[DRBD-user] Soft lockup CPU#2 stuck problems with DRBD 9 after rebooting other node

Thu Oct 20 00:54:39 CEST 2016

Hi,

I have done some more investigation but I am still having a lot of 
problems with CentOS 7, DRBD 9 and Xen. Is there anyone using the same 
combination without issues?

I did find a similar issue and suggestions in 
http://lists.linbit.com/pipermail/drbd-user/2015-April/021938.html, and 
tried disabling NIC offloading by using this:

ethtool -K eno1 tso off gso off

But as soon as I do a reboot or a network restart on one of the nodes, 
everything is broken again with the CPU stuck errors, and I have to 
reboot all servers.

Anyone having any suggestions on what to try next?

Kind regards,

Maarten Bremer

> We have problems with our three node DRBD 9 setup with CentOS 7 and Xen
> 4. When one of our nodes is rebooted, or becomes unavailable, the other
> nodes freeze entirely without any information, or give the following
> message:
>
> kernel:NMI watchdog: BUG: soft lockup - CPU#2 stuck for 22s!
> [drbd_w_db:1469]
>
> They then require a reboot, sometimes crashing one of the other nodes
> again in the process.
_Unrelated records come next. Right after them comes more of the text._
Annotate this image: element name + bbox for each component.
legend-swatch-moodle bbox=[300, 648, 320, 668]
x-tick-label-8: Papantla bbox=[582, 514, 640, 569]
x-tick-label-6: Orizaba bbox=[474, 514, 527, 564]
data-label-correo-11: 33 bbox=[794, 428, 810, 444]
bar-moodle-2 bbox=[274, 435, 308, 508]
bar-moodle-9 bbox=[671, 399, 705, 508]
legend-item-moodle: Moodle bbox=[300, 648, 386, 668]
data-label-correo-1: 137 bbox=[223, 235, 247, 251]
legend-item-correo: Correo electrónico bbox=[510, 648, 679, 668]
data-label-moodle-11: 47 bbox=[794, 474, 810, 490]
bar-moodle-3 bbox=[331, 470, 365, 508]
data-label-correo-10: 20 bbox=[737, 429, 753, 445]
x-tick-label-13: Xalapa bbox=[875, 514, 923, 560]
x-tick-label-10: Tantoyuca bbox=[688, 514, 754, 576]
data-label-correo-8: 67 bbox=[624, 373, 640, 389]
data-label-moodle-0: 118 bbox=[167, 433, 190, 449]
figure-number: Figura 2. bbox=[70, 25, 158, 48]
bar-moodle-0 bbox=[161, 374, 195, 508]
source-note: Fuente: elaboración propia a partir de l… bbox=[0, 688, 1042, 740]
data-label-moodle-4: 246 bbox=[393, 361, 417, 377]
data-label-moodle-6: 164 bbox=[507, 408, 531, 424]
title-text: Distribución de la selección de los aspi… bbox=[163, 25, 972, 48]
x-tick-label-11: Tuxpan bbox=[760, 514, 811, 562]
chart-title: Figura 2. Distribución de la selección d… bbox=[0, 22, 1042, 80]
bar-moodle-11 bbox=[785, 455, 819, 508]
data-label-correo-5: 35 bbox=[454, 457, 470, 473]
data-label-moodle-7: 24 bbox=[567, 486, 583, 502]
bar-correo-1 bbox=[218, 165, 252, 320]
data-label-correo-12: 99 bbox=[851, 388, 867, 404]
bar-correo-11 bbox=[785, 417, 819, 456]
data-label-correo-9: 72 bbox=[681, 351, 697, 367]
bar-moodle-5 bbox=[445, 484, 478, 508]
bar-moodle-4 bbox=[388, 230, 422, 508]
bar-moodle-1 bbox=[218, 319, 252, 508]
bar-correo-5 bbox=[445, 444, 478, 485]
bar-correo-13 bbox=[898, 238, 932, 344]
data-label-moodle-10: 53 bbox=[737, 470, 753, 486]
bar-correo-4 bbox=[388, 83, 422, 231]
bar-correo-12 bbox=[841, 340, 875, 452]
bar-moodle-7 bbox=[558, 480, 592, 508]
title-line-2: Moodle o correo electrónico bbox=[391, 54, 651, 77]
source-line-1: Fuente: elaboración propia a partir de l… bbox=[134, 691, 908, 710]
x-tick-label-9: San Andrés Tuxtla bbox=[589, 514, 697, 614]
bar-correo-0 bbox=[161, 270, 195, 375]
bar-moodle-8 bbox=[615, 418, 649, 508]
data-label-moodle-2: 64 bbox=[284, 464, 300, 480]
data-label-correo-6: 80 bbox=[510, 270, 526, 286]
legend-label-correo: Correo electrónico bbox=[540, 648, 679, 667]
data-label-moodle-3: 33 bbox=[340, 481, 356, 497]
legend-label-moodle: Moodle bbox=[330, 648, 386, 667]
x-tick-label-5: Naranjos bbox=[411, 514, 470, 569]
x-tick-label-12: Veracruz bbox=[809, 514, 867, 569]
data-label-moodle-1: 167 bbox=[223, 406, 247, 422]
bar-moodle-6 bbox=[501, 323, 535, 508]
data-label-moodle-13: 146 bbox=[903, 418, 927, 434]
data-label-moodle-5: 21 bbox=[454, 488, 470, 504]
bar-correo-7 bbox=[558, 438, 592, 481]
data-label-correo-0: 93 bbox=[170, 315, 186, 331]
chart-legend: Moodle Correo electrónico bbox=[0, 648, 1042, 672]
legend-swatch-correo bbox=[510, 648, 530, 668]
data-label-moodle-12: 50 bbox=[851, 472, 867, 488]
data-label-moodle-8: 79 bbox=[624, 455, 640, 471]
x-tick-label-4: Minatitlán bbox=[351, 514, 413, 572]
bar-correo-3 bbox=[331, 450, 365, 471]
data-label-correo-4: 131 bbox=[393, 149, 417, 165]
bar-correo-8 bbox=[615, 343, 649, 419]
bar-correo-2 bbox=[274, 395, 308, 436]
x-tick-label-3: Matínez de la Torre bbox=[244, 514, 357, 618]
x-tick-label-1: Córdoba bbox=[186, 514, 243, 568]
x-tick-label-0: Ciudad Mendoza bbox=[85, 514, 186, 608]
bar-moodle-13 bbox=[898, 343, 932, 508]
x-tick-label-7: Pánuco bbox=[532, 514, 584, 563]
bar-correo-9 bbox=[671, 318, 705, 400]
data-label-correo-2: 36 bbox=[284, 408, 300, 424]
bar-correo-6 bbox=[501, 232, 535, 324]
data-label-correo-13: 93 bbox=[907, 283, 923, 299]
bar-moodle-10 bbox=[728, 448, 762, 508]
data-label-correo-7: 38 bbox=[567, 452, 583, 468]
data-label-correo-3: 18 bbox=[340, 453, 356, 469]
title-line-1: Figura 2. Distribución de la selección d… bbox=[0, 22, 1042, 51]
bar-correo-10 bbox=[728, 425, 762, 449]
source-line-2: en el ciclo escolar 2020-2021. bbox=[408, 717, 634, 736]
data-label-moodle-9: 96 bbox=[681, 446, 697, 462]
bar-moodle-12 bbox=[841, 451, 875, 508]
Not a fun thing in a HA setup...
>
> Does anyone have an idea what is going on, and what we can do to prevent
> this from happening?
>
> We are running:
>
> DRBD 9.0.4-1 (api:2/proto:86-112)
> CentOS 3.18.41-20.el7.x86_64
> Xen 4.6.3-3.el7
>
> I do not know if it is related, but we are using bonding (mode 1,
> active-backup) with two network adapters.